Elle est l'amour, vous fait l'amour comme pas une autre n'en est capable, elle jouit plus, vous donne plus d'affection, vous prend tout entier dans une fusion qui vous met hors du monde, de la conscience.

Vous voudrez la quitter souvent, vous êtes si différents, vous n'en aurez jamais la force. Vous voudrez la garder toujours et ce ne sera pas possible, vous le savez. Un jour, elle vous oubliera aussi rapidement qu'elle vous a adoré, c'est un autre qui partagera ses cris, ses constants chagrins et plaisirs, son hystérie au delà du simple maladif et votre quotidien s'échouera, survivra plus encore que quand elle ne vous ne l'avez pas encore apportée.
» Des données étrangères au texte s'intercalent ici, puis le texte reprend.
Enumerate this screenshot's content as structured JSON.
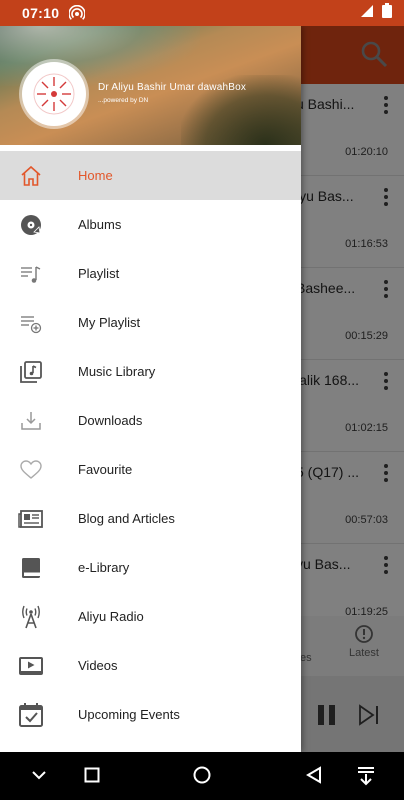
{
  "status": {
    "time": "07:10"
  },
  "drawer": {
    "title": "Dr Aliyu Bashir Umar dawahBox",
    "subtitle": "...powered by DN",
    "items": [
      {
        "label": "Home",
        "icon": "home-icon",
        "active": true
      },
      {
        "label": "Albums",
        "icon": "album-disc-icon"
      },
      {
        "label": "Playlist",
        "icon": "playlist-icon"
      },
      {
        "label": "My Playlist",
        "icon": "playlist-add-icon"
      },
      {
        "label": "Music Library",
        "icon": "music-library-icon"
      },
      {
        "label": "Downloads",
        "icon": "download-icon"
      },
      {
        "label": "Favourite",
        "icon": "heart-icon"
      },
      {
        "label": "Blog and Articles",
        "icon": "newspaper-icon"
      },
      {
        "label": "e-Library",
        "icon": "book-icon"
      },
      {
        "label": "Aliyu Radio",
        "icon": "radio-tower-icon"
      },
      {
        "label": "Videos",
        "icon": "video-icon"
      },
      {
        "label": "Upcoming Events",
        "icon": "calendar-check-icon"
      }
    ]
  },
  "songs": [
    {
      "title": "u Bashi...",
      "duration": "01:20:10"
    },
    {
      "title": "iyu Bas...",
      "duration": "01:16:53"
    },
    {
      "title": "Bashee...",
      "duration": "00:15:29"
    },
    {
      "title": "lalik 168...",
      "duration": "01:02:15"
    },
    {
      "title": "5 (Q17) ...",
      "duration": "00:57:03"
    },
    {
      "title": "yu Bas...",
      "duration": "01:19:25"
    }
  ],
  "tabs": {
    "partial": "es",
    "latest": "Latest"
  },
  "colors": {
    "accent": "#e2572b",
    "appbar": "#c2411a",
    "active_bg": "#dcdcdc",
    "icon": "#555555"
  }
}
De la méfiance de la philosophie et de la politique

La politique comme la philosophie sont deux sujets pour le moins intéressants, mais rapidement l'un comme l'autre prennent toute la place éjectant la littérature de l'esprit.
Nous songeons à l'opposition entre la praxis et l'élis et perdons l'esthétique des lettres au profit de la recherche de la raison, du vrai, du beau, du bien, du sens du monde etc.
Nous regardons notre cité sous son sens social et surtout politique et nous voici captivés, avalés par le marxisme, le libéralisme, le socialisme, le patriotisme, l'ultra-libéralisme, la situation politicienne actuelle, les problèmes de société qui sont de la partie ou qui sont injustement ôtés et nous voici à nouveau loin de la prose du roman.
Certes chateaubriand qui inclut cette dernière dans l'oeuvre, Malraux qui la sort.
Bien sûr, Diderot qui nous a écrit la Religieuse, Voltaire qui met le style dans Zadig ou Candide, Nietzsche qui philologue à travers un personnage, un récit et de la prose.
Mais ce ne sont pas Muray qui croque un rebelle à Roller ou Aubry dans sa défaite, mais en lui ôtant la fonction pour parler de l'égo. Pas plus, Maupassant ou Alphonse Daudet nous emplissant du précieux récit de leurs contes ponctués de contemplation. Ce n'est, en aucune façon, Giono dont l'Angelo se glisse dans l'eau, nu, la nuit pour nager dans la liberté ou l'envolée fantastique retrouvée dans la Morte Amoureuse et la Vénus d'Ylle. Il ne s'agit plus de la comédie humaine ou de la saga des Rougon- Maquart dans leur description des moeurs du dix neuvième s. Plus de place pour le combat et l'ascension du Capitaine Fracasse.

Il me faut pour replonger dans l'écriture du roman et celui que j'aime quitter les dérivatifs que m'engendrent l'islam, la politique, la sociologie, la philosophie, le Droit, le communautarisme, l'Histoire, le journalisme. Me dégager même de la poétique des textes et des cinq étapes ancrées de la rhétorique pour ne plus être le temps du travail qu'un romancier.